Freitagmorgen eine knappe Stunde auf dem Crosstrainer, die Spiegelung der Spiegelung des Morgenrots in den Fenstern Dachgeschoßes in den Hörsaalfenstern gegenüber bewundert.
Zur eigenen Aufmunterung lustige Strumpfhosen und Schuhe ausgewählt.
Chef krank, deshalb Wegfall einiger für den Tag geplanter Tätigkeiten. Was eigentlich und vor allem für einen Freitag sehr angenehm wäre, doch da ist dieses Zeiterfassungssystem, das mich sehr belastet. Gedacht ist es natürlich für die Abrechnung gegenüber dem Kunden. Und ich hätte an sich kein Problem damit, jeden Abend vor pünktlichem Feierabend 15 Minuten interne Zeit für das Eingeben von Zeiten einzugeben. Doch gerade da ich recht wenig billable time abliefere (und mich bereits einmal als – wenn auch später zurückgenommenen – “freeloader” bezeichnen lassen musste), sehe ich mich gezwungen, über jede Minute, die ich in diesem Büro verbringe, Rechenschaft abzulegen, und da ich bereits einmal gerügt wurde, die Beschreibung meiner Tätigkeiten sei nicht ausführlich genug, schreibe ich seither Abend für Abend halbe Blogposts. Das ist besonders unangenehm, wenn ich zu wenig zu tun habe und auch die überlasteten Kolleginnen nicht viel abgeben können (es ist zum Beispiel nicht sinnvoll, den telefonische Nachfass auf den Aussand einer Pressemeldung über eine hochspezielle Software jemanden machen zu lassen, die sich erst ins Thema einarbeiten muss und weder vorher noch nachher mit der angerufenen Redakteurin zu tun hat).

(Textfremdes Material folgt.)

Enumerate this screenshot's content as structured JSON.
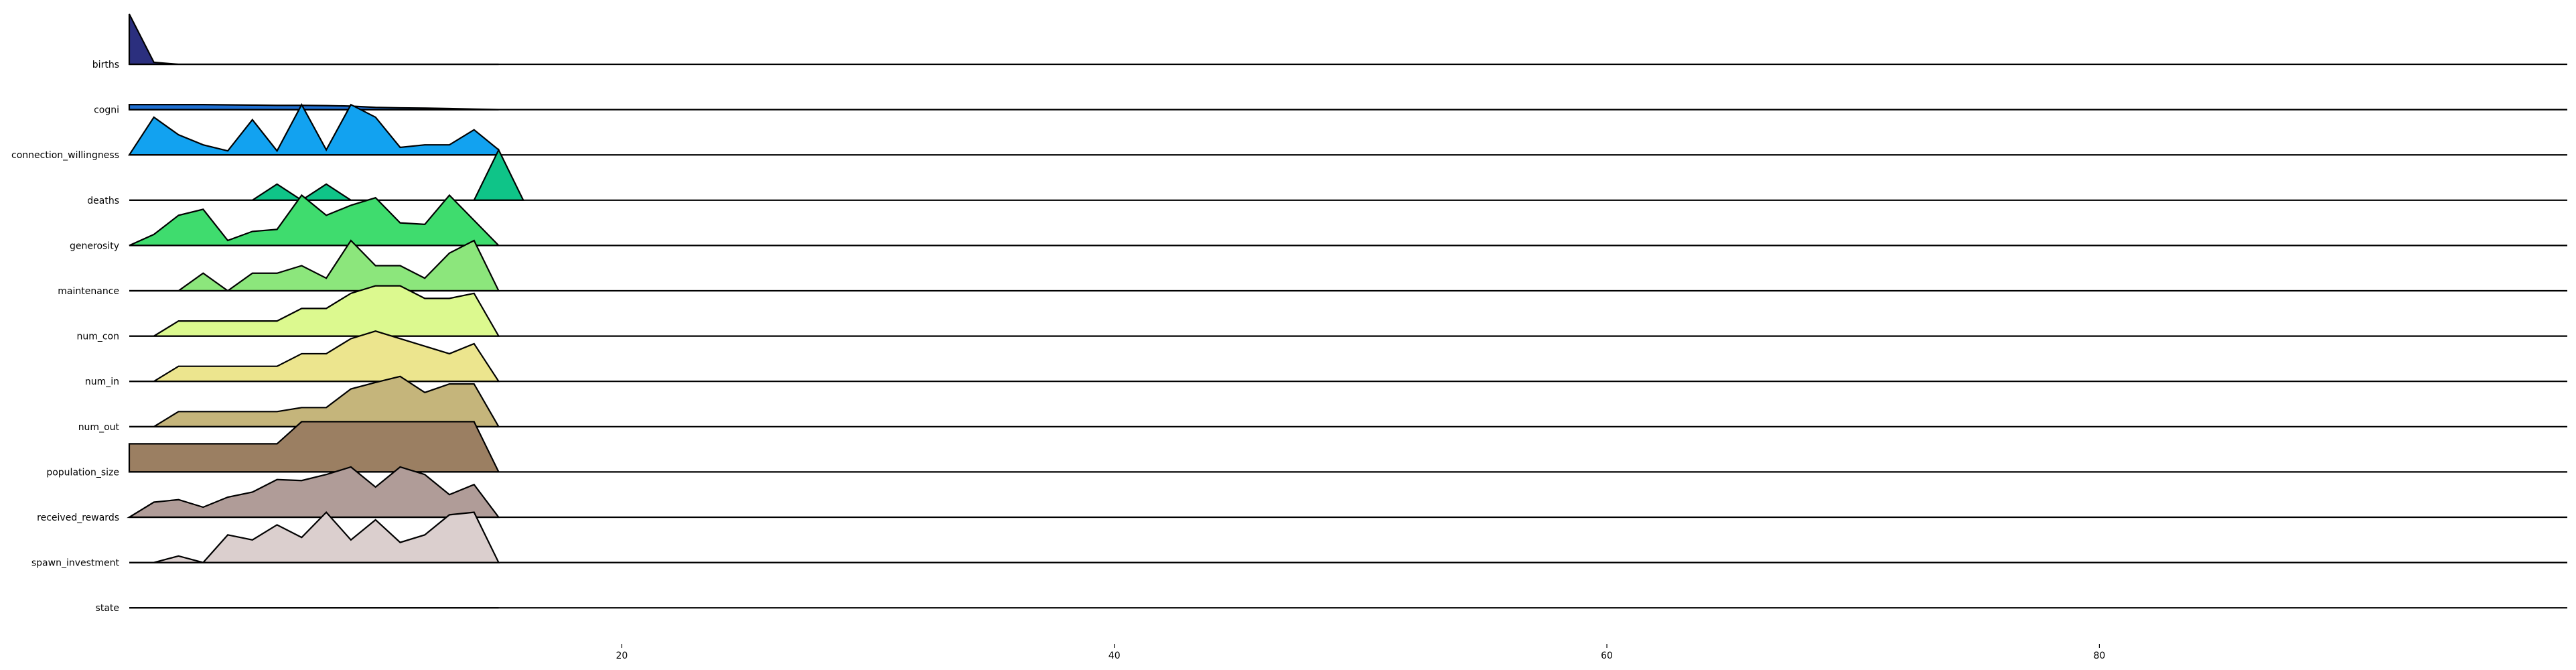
{
  "chart_data": {
    "type": "area",
    "title": "",
    "xlabel": "",
    "ylabel": "",
    "xlim": [
      0,
      99
    ],
    "x_ticks": [
      20,
      40,
      60,
      80
    ],
    "grid": false,
    "legend": "none",
    "series": [
      {
        "name": "births",
        "color": "#2b2f7e",
        "x": [
          0,
          1,
          2,
          3,
          4,
          5,
          6,
          7,
          8,
          9,
          10,
          11,
          12,
          13,
          14,
          15
        ],
        "values": [
          1.0,
          0.04,
          0.0,
          0.0,
          0.0,
          0.0,
          0.0,
          0.0,
          0.0,
          0.0,
          0.0,
          0.0,
          0.0,
          0.0,
          0.0,
          0.0
        ]
      },
      {
        "name": "cogni",
        "color": "#1f6fd1",
        "x": [
          0,
          1,
          2,
          3,
          4,
          5,
          6,
          7,
          8,
          9,
          10,
          11,
          12,
          13,
          14,
          15
        ],
        "values": [
          0.1,
          0.1,
          0.1,
          0.1,
          0.095,
          0.09,
          0.085,
          0.085,
          0.08,
          0.07,
          0.045,
          0.035,
          0.03,
          0.022,
          0.01,
          0.0
        ]
      },
      {
        "name": "connection_willingness",
        "color": "#12a2f0",
        "x": [
          0,
          1,
          2,
          3,
          4,
          5,
          6,
          7,
          8,
          9,
          10,
          11,
          12,
          13,
          14,
          15
        ],
        "values": [
          0.0,
          0.75,
          0.4,
          0.2,
          0.08,
          0.7,
          0.08,
          1.0,
          0.1,
          1.0,
          0.75,
          0.15,
          0.2,
          0.2,
          0.5,
          0.1
        ]
      },
      {
        "name": "deaths",
        "color": "#0fc488",
        "x": [
          0,
          1,
          2,
          3,
          4,
          5,
          6,
          7,
          8,
          9,
          10,
          11,
          12,
          13,
          14,
          15,
          16
        ],
        "values": [
          0.0,
          0.0,
          0.0,
          0.0,
          0.0,
          0.0,
          0.32,
          0.0,
          0.32,
          0.0,
          0.0,
          0.0,
          0.0,
          0.0,
          0.0,
          1.0,
          0.0
        ]
      },
      {
        "name": "generosity",
        "color": "#3fdc6e",
        "x": [
          0,
          1,
          2,
          3,
          4,
          5,
          6,
          7,
          8,
          9,
          10,
          11,
          12,
          13,
          14,
          15
        ],
        "values": [
          0.0,
          0.22,
          0.6,
          0.72,
          0.1,
          0.28,
          0.32,
          1.0,
          0.6,
          0.8,
          0.95,
          0.45,
          0.42,
          1.0,
          0.5,
          0.0
        ]
      },
      {
        "name": "maintenance",
        "color": "#8ce67c",
        "x": [
          0,
          1,
          2,
          3,
          4,
          5,
          6,
          7,
          8,
          9,
          10,
          11,
          12,
          13,
          14,
          15
        ],
        "values": [
          0.0,
          0.0,
          0.0,
          0.35,
          0.0,
          0.35,
          0.35,
          0.5,
          0.25,
          1.0,
          0.5,
          0.5,
          0.25,
          0.75,
          1.0,
          0.0
        ]
      },
      {
        "name": "num_con",
        "color": "#dcf98f",
        "x": [
          0,
          1,
          2,
          3,
          4,
          5,
          6,
          7,
          8,
          9,
          10,
          11,
          12,
          13,
          14,
          15
        ],
        "values": [
          0.0,
          0.0,
          0.3,
          0.3,
          0.3,
          0.3,
          0.3,
          0.55,
          0.55,
          0.85,
          1.0,
          1.0,
          0.75,
          0.75,
          0.85,
          0.0
        ]
      },
      {
        "name": "num_in",
        "color": "#ece58e",
        "x": [
          0,
          1,
          2,
          3,
          4,
          5,
          6,
          7,
          8,
          9,
          10,
          11,
          12,
          13,
          14,
          15
        ],
        "values": [
          0.0,
          0.0,
          0.3,
          0.3,
          0.3,
          0.3,
          0.3,
          0.55,
          0.55,
          0.85,
          1.0,
          0.85,
          0.7,
          0.55,
          0.75,
          0.0
        ]
      },
      {
        "name": "num_out",
        "color": "#c5b57b",
        "x": [
          0,
          1,
          2,
          3,
          4,
          5,
          6,
          7,
          8,
          9,
          10,
          11,
          12,
          13,
          14,
          15
        ],
        "values": [
          0.0,
          0.0,
          0.3,
          0.3,
          0.3,
          0.3,
          0.3,
          0.38,
          0.38,
          0.75,
          0.88,
          1.0,
          0.68,
          0.85,
          0.85,
          0.0
        ]
      },
      {
        "name": "population_size",
        "color": "#9b7f62",
        "x": [
          0,
          1,
          2,
          3,
          4,
          5,
          6,
          7,
          8,
          9,
          10,
          11,
          12,
          13,
          14,
          15
        ],
        "values": [
          0.56,
          0.56,
          0.56,
          0.56,
          0.56,
          0.56,
          0.56,
          1.0,
          1.0,
          1.0,
          1.0,
          1.0,
          1.0,
          1.0,
          1.0,
          0.0
        ]
      },
      {
        "name": "received_rewards",
        "color": "#b09c98",
        "x": [
          0,
          1,
          2,
          3,
          4,
          5,
          6,
          7,
          8,
          9,
          10,
          11,
          12,
          13,
          14,
          15
        ],
        "values": [
          0.0,
          0.3,
          0.35,
          0.2,
          0.4,
          0.5,
          0.75,
          0.73,
          0.85,
          1.0,
          0.6,
          1.0,
          0.85,
          0.45,
          0.65,
          0.0
        ]
      },
      {
        "name": "spawn_investment",
        "color": "#dbcfce",
        "x": [
          0,
          1,
          2,
          3,
          4,
          5,
          6,
          7,
          8,
          9,
          10,
          11,
          12,
          13,
          14,
          15
        ],
        "values": [
          0.0,
          0.0,
          0.13,
          0.0,
          0.55,
          0.45,
          0.75,
          0.5,
          1.0,
          0.45,
          0.85,
          0.4,
          0.55,
          0.95,
          1.0,
          0.0
        ]
      },
      {
        "name": "state",
        "color": "#ffffff",
        "x": [
          0,
          15
        ],
        "values": [
          0.0,
          0.0
        ]
      }
    ]
  }
}
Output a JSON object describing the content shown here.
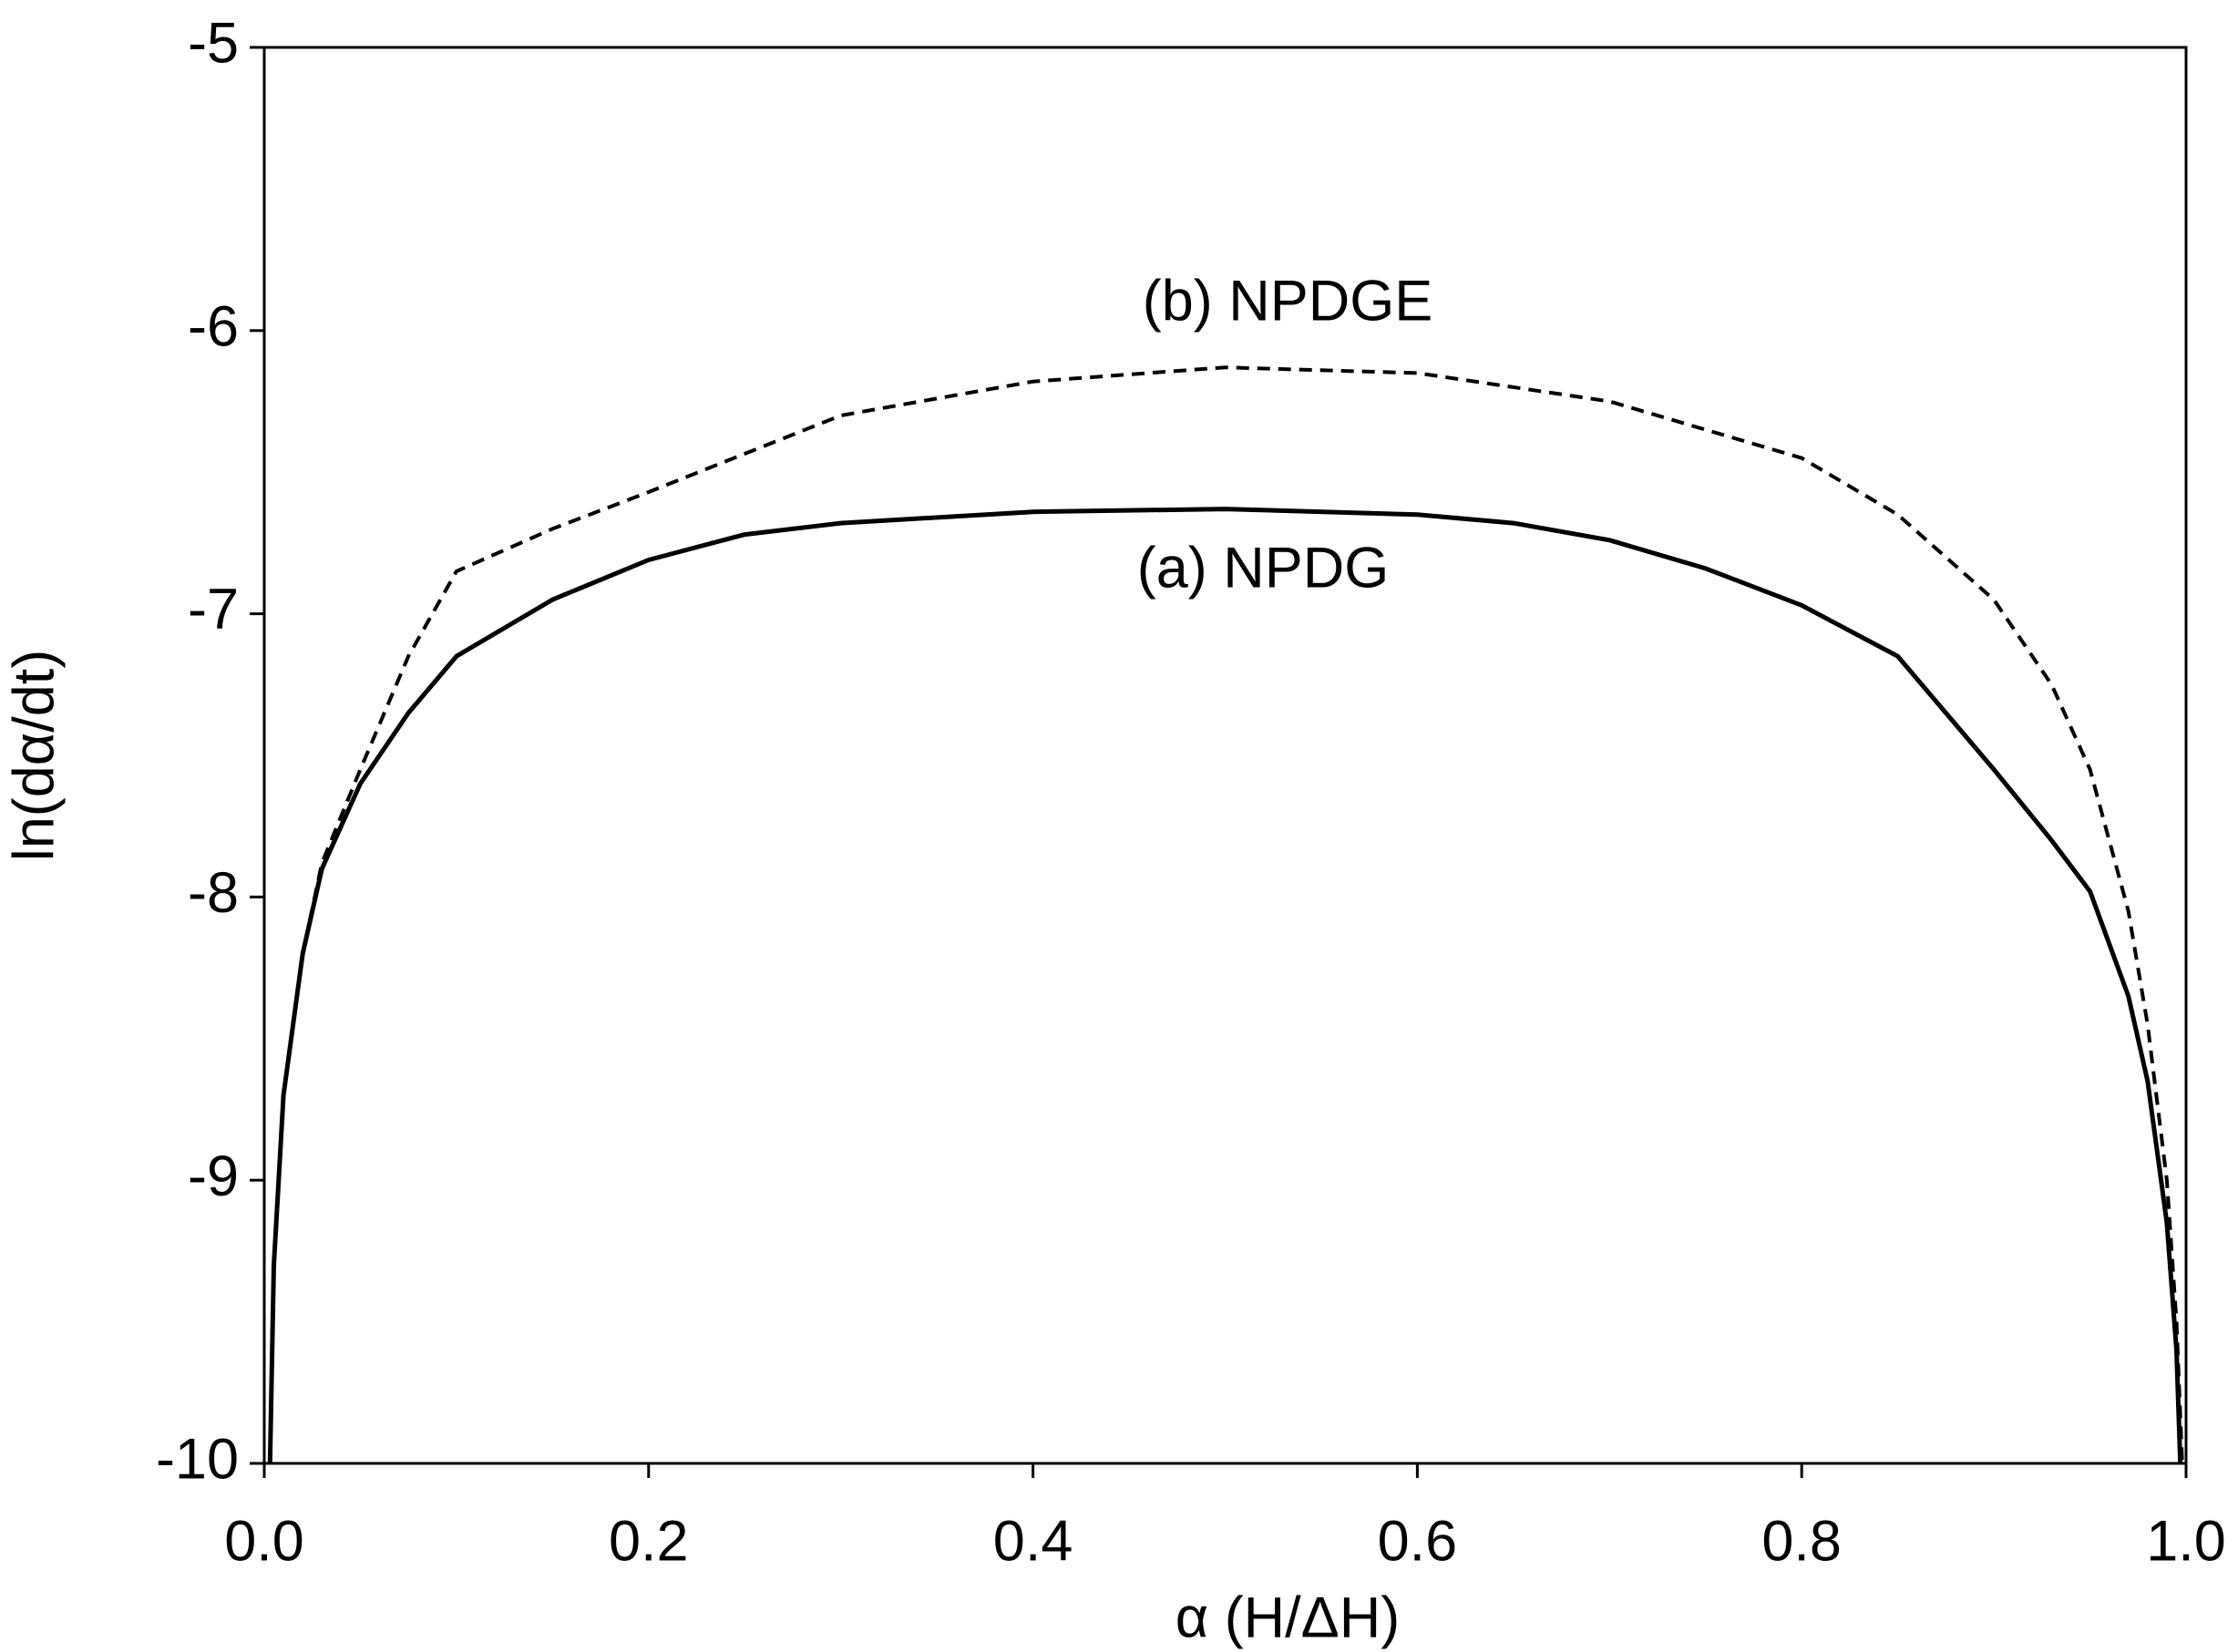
{
  "chart_data": {
    "type": "line",
    "xlabel": "α (H/ΔH)",
    "ylabel": "ln(dα/dt)",
    "annotations": [
      "(b) NPDGE",
      "(a) NPDG"
    ],
    "xlim": [
      0,
      1
    ],
    "ylim": [
      -10,
      -5
    ],
    "xticks": [
      {
        "value": 0,
        "label": "0.0"
      },
      0.2,
      0.4,
      0.6,
      0.8,
      {
        "value": 1,
        "label": "1.0"
      }
    ],
    "yticks": [
      -10,
      -9,
      -8,
      -7,
      -6,
      -5
    ],
    "series": [
      {
        "name": "(a) NPDG",
        "color": "#000000",
        "dash": false,
        "x": [
          0.003,
          0.005,
          0.01,
          0.02,
          0.03,
          0.05,
          0.075,
          0.1,
          0.15,
          0.2,
          0.25,
          0.3,
          0.4,
          0.5,
          0.6,
          0.65,
          0.7,
          0.75,
          0.8,
          0.85,
          0.9,
          0.93,
          0.95,
          0.97,
          0.98,
          0.99,
          0.995,
          0.997
        ],
        "values": [
          -10,
          -9.3,
          -8.7,
          -8.2,
          -7.9,
          -7.6,
          -7.35,
          -7.15,
          -6.95,
          -6.81,
          -6.72,
          -6.68,
          -6.64,
          -6.63,
          -6.65,
          -6.68,
          -6.74,
          -6.84,
          -6.97,
          -7.15,
          -7.55,
          -7.8,
          -7.98,
          -8.35,
          -8.65,
          -9.15,
          -9.6,
          -10
        ]
      },
      {
        "name": "(b) NPDGE",
        "color": "#000000",
        "dash": true,
        "x": [
          0.003,
          0.005,
          0.01,
          0.02,
          0.03,
          0.05,
          0.075,
          0.1,
          0.15,
          0.2,
          0.3,
          0.4,
          0.5,
          0.6,
          0.7,
          0.8,
          0.85,
          0.9,
          0.93,
          0.95,
          0.97,
          0.98,
          0.99,
          0.995,
          0.998
        ],
        "values": [
          -10,
          -9.3,
          -8.7,
          -8.2,
          -7.88,
          -7.55,
          -7.15,
          -6.85,
          -6.7,
          -6.57,
          -6.3,
          -6.18,
          -6.13,
          -6.15,
          -6.25,
          -6.45,
          -6.65,
          -6.95,
          -7.25,
          -7.55,
          -8.05,
          -8.45,
          -9.0,
          -9.5,
          -10
        ]
      }
    ]
  }
}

Bis dahin dachte ich, Stempelkarten in Großunternehmen seien schon ein rechter Unsinn: Meiner Beobachtung nach können sie durchaus den negativen Effekt haben, dass Angestellte ihre reine Anwesenheit im Büro als ausreichend ansehen – schließlich ist sie an der gestempelten Zeit ablesbar; und die Besessenen oder vom Chef getriezten wiederum tendieren dazu, nach der maximal erlaubten Arbeitszeit schnell auszustempeln und dann heimlich weiterzuarbeiten. Aber diese inhaltliche Zeiterfassung ist noch einen Dreh schlimmer.
Zum Einstieg ins Wochenende bereitete der Mitbewohner Champagnercocktails (“Wenn Angostura drin ist, ist’s immer was Archaisches.”) und eine meiner Leibspeisen: Sellerieschnitzel mit Majo und Feldsalat. Wenn ich dran denke, wie lange ich Sellerie ablehnte, weil ich ihn nur sauer eingelegt kannte!
§
Ich hatte ausgerechnet: Wenn ich den Samstag nicht für das Fertiglesen von Meir Shalevs Im Haus der Großen Frau nutzte, würde ich es bis zum Treffen der Leserunde am Dienstag nicht schaffen. Also ignorierte ich Internet sowie Zeitung und konzentrierte mich auf den Roman. Dazwischen backte ich aber die Chocolate Krantz Cakes aus Ottoleghi/Tamimi Jerusalem, deren schweren Hefeteig ich anweisungsgemäß am Vortag zum kalten Gehen angesetzt hatte.
Ein Exemplar musste ich frei formen, da ich nur eine Kastenform habe.
Dieser Kuchen ist ganz offensichtlich ein Experiment, wie viel Butter und Zucker sich in einem einzigen Hefegebäck unterbringen lässt. Das Ergebnis ist köstlich.
Roman ausgegelesen (besonders innig hatte ich mich mit Steinmetz Abraham angefreundet), dazwischen noch zu einer Stunde Stepaerobics ins Sportstudio gegangen.
Weil Winter ist und unser Ernteanteil sowohl frisches Sauerkraut als auch mehlige Kartoffeln enthalten hatte, gab es abends Blut- und Leberwurst (und weil ich Blut- und Leberwurst sehr gerne mag, diese hier kamen vom Metzger auf dem Klenzemarkt).